Giedrius Puodžiūnas fordert ein klares Signal der Bereitschaft zur Abschreckung und weist auf die Notwendigkeit hin, Europas Verteidigungsbudget zu verdoppeln. Eine Orientierung bietet die NATO: Würden alle Mitglieder 2 % ihres BIP für Verteidigung aufwenden, könnten 60 Milliarden US-Dollar zusätzlich mobilisiert werden. Ein Budget dieser Größenordnung könnte potenzielle Gegner wie Russland abschrecken, da ein Krieg wirtschaftlich sinnlos würde. Dies erfordert politischen Willen, langfristige Finanzstrategien und innovative Kreditsysteme, um die Verteidigungsindustrie zu stärken.
Frau Kerstin Petretto hebt die Herausforderungen hervor, mit denen Deutschland konfrontiert ist, und betont die enge Verbindung zwischen wirtschaftlichem Wohlstand und nationaler Sicherheit. Während die Industrieproduktion um 3 % zurückzugehen droht, wächst die Sorge um wirtschaftliche Stabilität und die Auswirkungen auf die Demokratie. Gleichzeitig wird Sicherheit von einer Gesellschaft, die an die „Friedensdividende“ gewöhnt ist, oft unterschätzt. Frau Petretto benennt vier zentrale Herausforderungen.
- Geopolitische Risiken: Hybride Bedrohungen wie Cyberangriffe und Desinformation aus Russland und China.
- Zögerliche Reaktionen: Ein Mangel an strategischer Klarheit und Verzögerungen bei der Unterstützung der Ukraine schwächen Deutschlands Position.
- Industrielle Unsicherheit: Fragile Lieferketten und die volatile Weltpolitik erfordern entschlossenes Handeln.
- Öffentliches Bewusstsein: Es ist entscheidend, die Bevölkerung stärker für politische Strategien zu sensibilisieren, um Resilienz und Innovation zu fördern.
Frau Petretto fordert Deutschland und Europa auf, Innovation nicht nur in der Technologie, sondern auch im Denken zu fördern. Sie plädiert für schnellere, anpassungsfähigere Ansätze in Bürokratie und Verteidigung, und denkt dabei an die disruptiven Strategien eines Elon Musk. Es erfordert Mut, Einigkeit und kollektive Verteidigungsanstrengungen, um industrielle Kapazitäten auszubauen, die politische Fragmentierung zu überwinden und die Verteidigungsindustrie nachhaltig zu stärken.

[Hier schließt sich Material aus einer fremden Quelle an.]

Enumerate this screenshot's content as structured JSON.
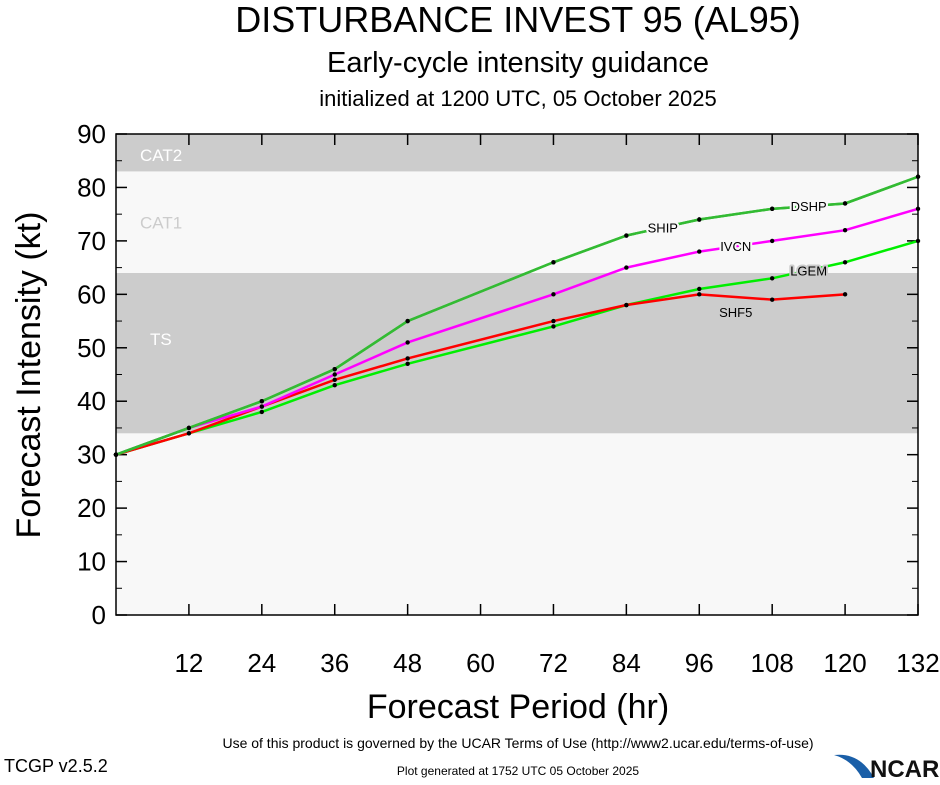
{
  "header": {
    "title": "DISTURBANCE INVEST 95 (AL95)",
    "subtitle": "Early-cycle intensity guidance",
    "init": "initialized at 1200 UTC, 05 October 2025"
  },
  "footer": {
    "terms": "Use of this product is governed by the UCAR Terms of Use (http://www2.ucar.edu/terms-of-use)",
    "version": "TCGP v2.5.2",
    "generated": "Plot generated at 1752 UTC   05 October 2025",
    "logo": "NCAR"
  },
  "chart_data": {
    "type": "line",
    "title": "DISTURBANCE INVEST 95 (AL95)",
    "xlabel": "Forecast Period (hr)",
    "ylabel": "Forecast Intensity (kt)",
    "xlim": [
      0,
      132
    ],
    "ylim": [
      0,
      90
    ],
    "xticks": [
      12,
      24,
      36,
      48,
      60,
      72,
      84,
      96,
      108,
      120,
      132
    ],
    "yticks": [
      0,
      10,
      20,
      30,
      40,
      50,
      60,
      70,
      80,
      90
    ],
    "grid": false,
    "bands": [
      {
        "name": "TS",
        "from": 34,
        "to": 64,
        "color": "#cccccc"
      },
      {
        "name": "CAT1",
        "from": 64,
        "to": 83,
        "color": "#f8f8f8"
      },
      {
        "name": "CAT2",
        "from": 83,
        "to": 96,
        "color": "#cccccc"
      }
    ],
    "below_band_color": "#f8f8f8",
    "series": [
      {
        "name": "SHIP",
        "color": "#33bb33",
        "x": [
          0,
          12,
          24,
          36,
          48,
          72,
          84,
          96,
          108,
          120,
          132
        ],
        "values": [
          30,
          35,
          40,
          46,
          55,
          66,
          71,
          74,
          76,
          77,
          82
        ]
      },
      {
        "name": "DSHP",
        "color": "#33bb33",
        "x": [
          0,
          12,
          24,
          36,
          48,
          72,
          84,
          96,
          108,
          120,
          132
        ],
        "values": [
          30,
          35,
          40,
          46,
          55,
          66,
          71,
          74,
          76,
          77,
          82
        ]
      },
      {
        "name": "IVCN",
        "color": "#ff00ff",
        "x": [
          0,
          12,
          24,
          36,
          48,
          72,
          84,
          96,
          108,
          120,
          132
        ],
        "values": [
          30,
          35,
          39,
          45,
          51,
          60,
          65,
          68,
          70,
          72,
          76
        ]
      },
      {
        "name": "LGEM",
        "color": "#00ee00",
        "x": [
          0,
          12,
          24,
          36,
          48,
          72,
          84,
          96,
          108,
          120,
          132
        ],
        "values": [
          30,
          34,
          38,
          43,
          47,
          54,
          58,
          61,
          63,
          66,
          70
        ]
      },
      {
        "name": "SHF5",
        "color": "#ff0000",
        "x": [
          0,
          12,
          24,
          36,
          48,
          72,
          84,
          96,
          108,
          120
        ],
        "values": [
          30,
          34,
          39,
          44,
          48,
          55,
          58,
          60,
          59,
          60
        ]
      }
    ]
  }
}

Zudem mahnt sie an, dass Deutschlands Verteidigungspolitik, geprägt durch historische und strukturelle Hemmnisse, eine Reform braucht. Die starke Regulierung und Stigmatisierung der Verteidigungsindustrie behindern eine Skalierung der Produktion, während die Abhängigkeit von NATO-Partnern wie den USA angesichts nationalistischer Tendenzen und sinkendem Vertrauen in die transatlantische Zusammenarbeit ein Risiko darstellt. Deutschland und Europa müssen ihre Verteidigungsfähigkeiten gemeinsam stärken, um Einheit und Sicherheit langfristig zu sichern.
Dr. Laura Hirvi betont Metas langjähriges Engagement in der KI-Forschung und die Rolle des Unternehmens als Unterstützer des europäischen Innovationsökosystems. Während Europa in der Forschung durch Talente und Universitäten stark ist, behindern regulatorische und finanzielle Hürden die Skalierung von Start-ups, wodurch viele Innovatoren in die USA abwandern.
Frau Hirvi kritisiert Europas Überfokus auf Regulierung und mangelnde Dringlichkeit in der Förderung von Innovation und Digitalisierung. Sie fordert einen kulturellen Wandel hin zu einer stärkeren Wertschätzung von Innovation und einer pragmatischen Deregulierung, um die Wettbewerbsfähigkeit zu sichern. Dabei hebt sie die Ukraine als Vorbild für schnelles und entschlossenes Handeln hervor und plädiert für eine neue Erzählweise, die Experten stärkt und Veränderung beschleunigt.
Wir danken unseren Podiumsteilnehmern für die engagierte Diskussion und dem Würth Haus für seine freundliche Gastfreundschaft.